Reduce Downtime Risk with the Right Data Center PDUs
As data centers prepare to take on emerging trends like artificial intelligence, machine learning and IoT, their power demands are also set to soar. These up-and-coming applications will require higher levels of processing power from data centers.
According to McKinsey, for example, U.S. data center power consumption is anticipated to reach 35GW by 2030, up from 17GW last year. Global asset and wealth manager Schroders estimates that energy use for AI deployment alone could increase from approximately 1GW in 2023 to 7GW by 2026.
Meanwhile, energy costs are also on the rise. The 2023 Global Data Center Market Comparison by Cushman & Wakefield reports that the industry is experiencing a median 16% growth in electricity costs for industrial and commercial purposes.
Finding efficient ways to monitor and manage data center power usage has never been more critical to the bottom line as mission-critical applications call for more power.

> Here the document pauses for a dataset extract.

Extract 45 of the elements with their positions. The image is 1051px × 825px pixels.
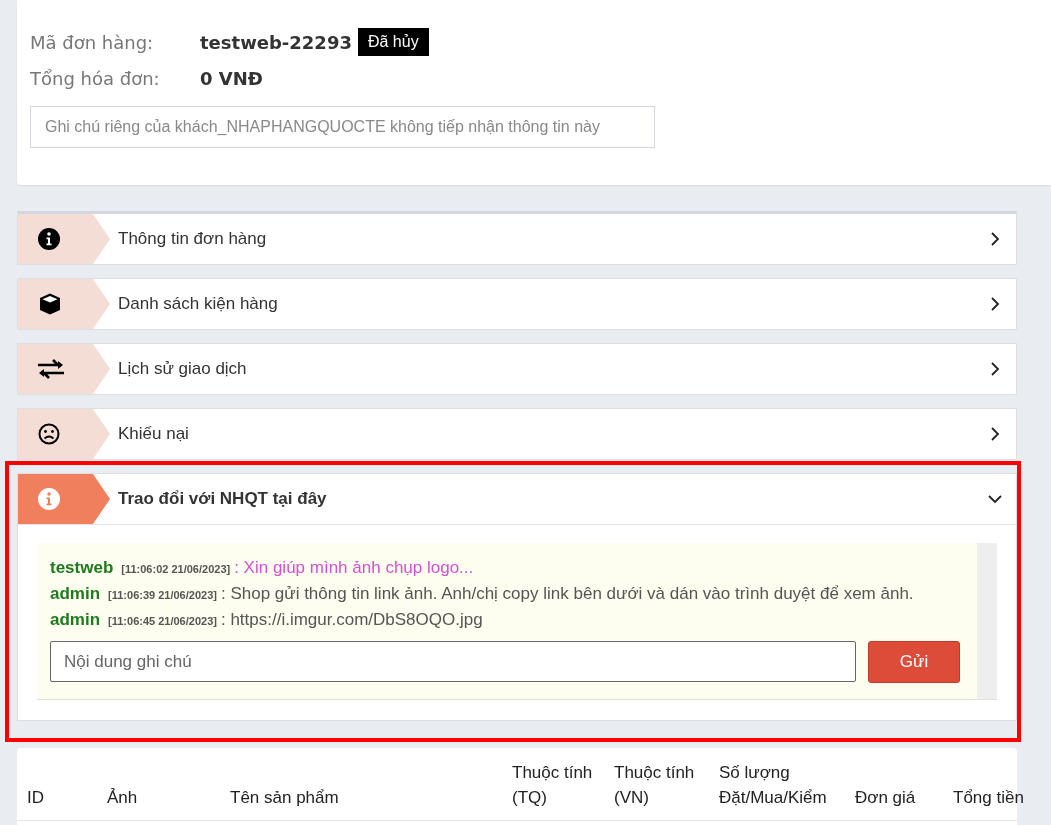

Do you have the right PDUs in place?
Rack-mounted power distribution units (PDUs) can be one of the keys to preparing for increased power demands. They’re used to distribute, monitor and control the power used by equipment and devices in the data center. They provide controlled and stable power supply while telling you what you can’t readily see about power consumption.
While nearly all data centers have some type of PDUs in place, there are risks associated with using the wrong type of PDU—or using old or outdated PDUs. This can lead to unplanned power outages, increased energy costs and more downtime. And everyone knows that data center downtime equals lost revenue: The 2023 Annual Outage Analysis from Uptime Institute reveals that more than two-thirds of outages cost more than $100,000.
4 types of data center PDUs
These devices are barebones, as their name implies: They act as a version of a very reliable power strip that distributes power to critical data center equipment, offering choices in terms of power type/amount, outlet type, etc. They don’t provide any level of intelligence or insight into power usage, they don’t collect data about the equipment they connect to and they can’t be monitored or controlled over a network.
Think of metered PDUs as a step up from basic devices. They too distribute power to equipment, but they also feature a local display that provides information about local power consumption and load level (current, voltage, power usage per phase, etc.). The information displayed on the device is contained within the PDU—it isn’t shared on a network or transmitted elsewhere for further analysis.
Monitored PDUs build on the functionality of metered PDUs by adding the capability to monitor the device over the network, which is vital to optimize power distribution and consumption.
Data center managers can remotely access data about power consumption in real-time. This added functionality offers many benefits. For example, notifications can be sent when a threshold is exceeded so operators can quickly identify and respond to issues. It can also help colocation data centers improve billing accuracy for customers.
These PDUs are the highest-performing units available. They offer the most intelligence along with complete control of the unit on an outlet-by-outlet basis.
Because they are remotely managed, individual receptacles can be turned on and off, reset or scheduled for power cycling from anywhere. If a piece of equipment malfunctions, for example, the individual receptacle connected to that equipment can be rebooted remotely instead of someone having to be onsite to complete the task.
Switched PDUs can also support reporting so operators can identify trends and patterns for better decision-making about things like power usage and distribution, scaling and optimization.
Is it time to go beyond basic?
Selecting the right PDU means finding the balance between your budget and the functionality required to preserve and protect data center power.
If you want to surpass simple power distribution and be able to monitor, respond to and control power usage in your data center, then it’s necessary to go beyond a basic, surface-level overview of electricity consumption. Monitoring what’s happening at the outlet level is the best way to minimize data center risk.